427 stars 84 forks source link

Add ability to have different CoolUp vs CoolDown timeouts #272

Open urjitbhatia opened 4 years ago

urjitbhatia commented 4 years ago

Hi guys,

In our home-grown autoscaler, we have different cooldown policies for scaling up v/s down allowing our services to respond to rapid traffic spikes by scaling up much more aggressively than scaling down.

By having a single value, an autoscaler will be forced to flip-flop more when the resource consumption is right around the edge since users are forced to use a shorter cooldown to account for fast scale-ups. What do you guys think? Happy to send a quick PR if there is any appetite for this.

cgbaker commented 4 years ago

hi @urjitbhatia , this sounds good to me! we'll put this on the list of features, and we would definitely consider a PR on this. thanks for your suggestion!

lgfa29 commented 4 years ago

Hi @urjitbhatia,

That's a good point and something we have plans to fix. The biggest issue right now is that when a cooldown is triggered the goroutine that tracks the policy is blocked, so even if a load increase happens there's nothing looking for it. There's also no way right to "wake up" the policy handler apart from shutting it down.
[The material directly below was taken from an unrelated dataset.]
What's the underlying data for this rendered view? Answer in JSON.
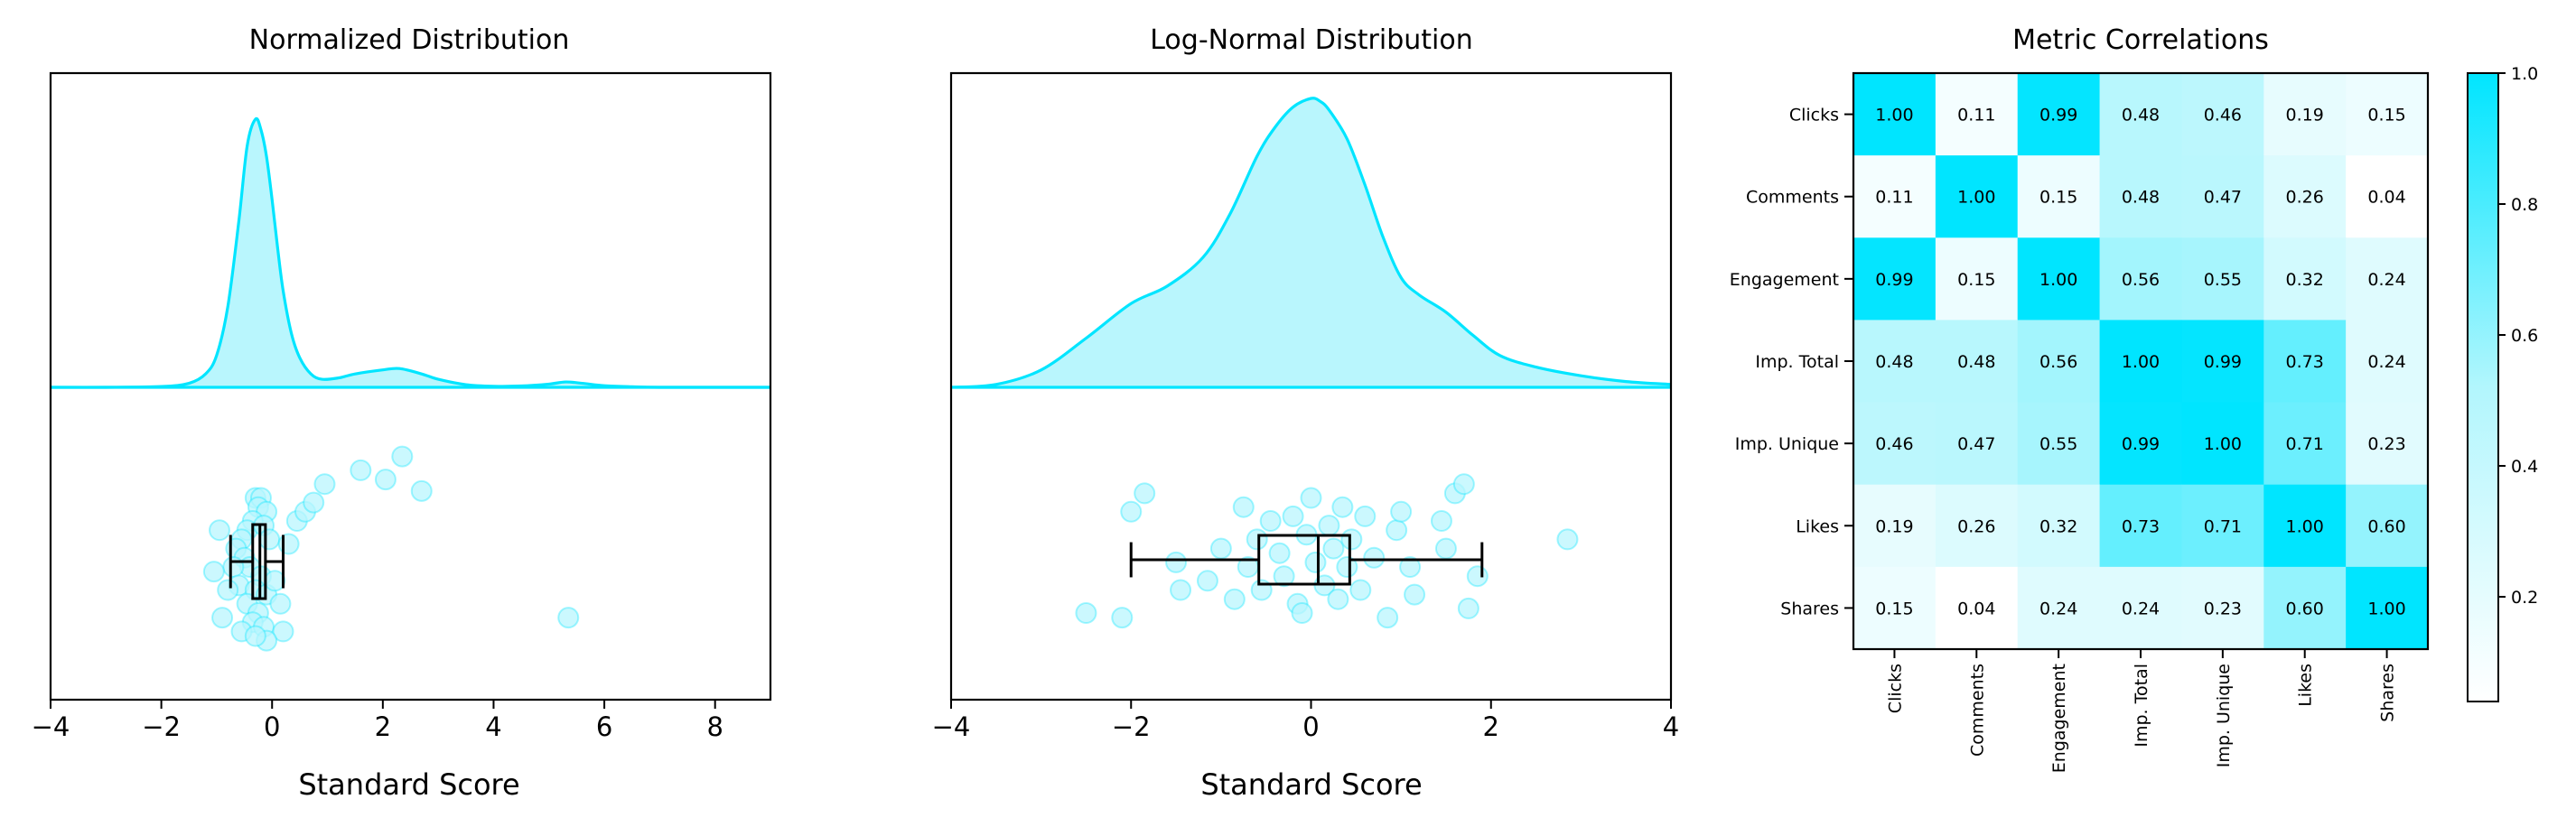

We will refactor the entire policy evaluation flow in a way that allows for this (and other) capabilities to be easily added, including different strategies to avoid count flapping.

But as @cgbaker mentioned, we would gladly consider a PR if you find a quick fix. I would just not try too hard right now as better things are coming 😄

elcomtik commented 2 years ago

any news?

lgfa29 commented 2 years ago

any news?

No updates on this yet unfortunately. The improvement that I mentioned before turned out to be a bit more complex than we expected so it hasn't been implemented yet.

the-maldridge commented 2 years ago

This bit me earlier today. Is there a recommended way to do horizontal cluster scaling until this is fixed? Without this you wind up with either a cluster that has no capacity for an extended period of time, or one that thrashes machines.

lgfa29 commented 2 years ago

This bit me earlier today. Is there a recommended way to do horizontal cluster scaling until this is fixed? Without this you wind up with either a cluster that has no capacity for an extended period of time, or one that thrashes machines.

@the-maldridge I can't think of anything in particular that would help with this 😞

I will try to revisit this in the coming days. The first problem is that the cooldown is checked inadvertently in a few places, so there's an unfortunate dynamic on how the sub-components interact with it.

Eyald6 commented 1 year ago

Any updates? Would really like to see this feature implemented, as scaling-up should be top priority, even if we scaled down recently

jrasell commented 1 year ago

Hi @Eyald6, no updates currently. When we do have one, the engineer assigned will respond to this issue and assign themself.

peter-lockhart-pub commented 8 months ago

Is there a way of tracking how 1 feature is prioritised over another? I would also love this feature but it has been approved for 3 years now. Scaling out on AWS instances can be quite slow (taking e.g. 12 minutes to boot a G instance) but terminating an instance via the autoscaler can be really quick (just a few minutes). Add on with our infrastructure we work with some large Unreal engine/windows containers and the boot times can be 20-30 minutes. Having a scaling policy use the slowest value (the scale out timeout) makes scaling hard/wasteful as you have to be more conservative

Jamesits commented 7 months ago

Is there any progress on this issue? We are heavily blocked by this issue during a transition to Nomad.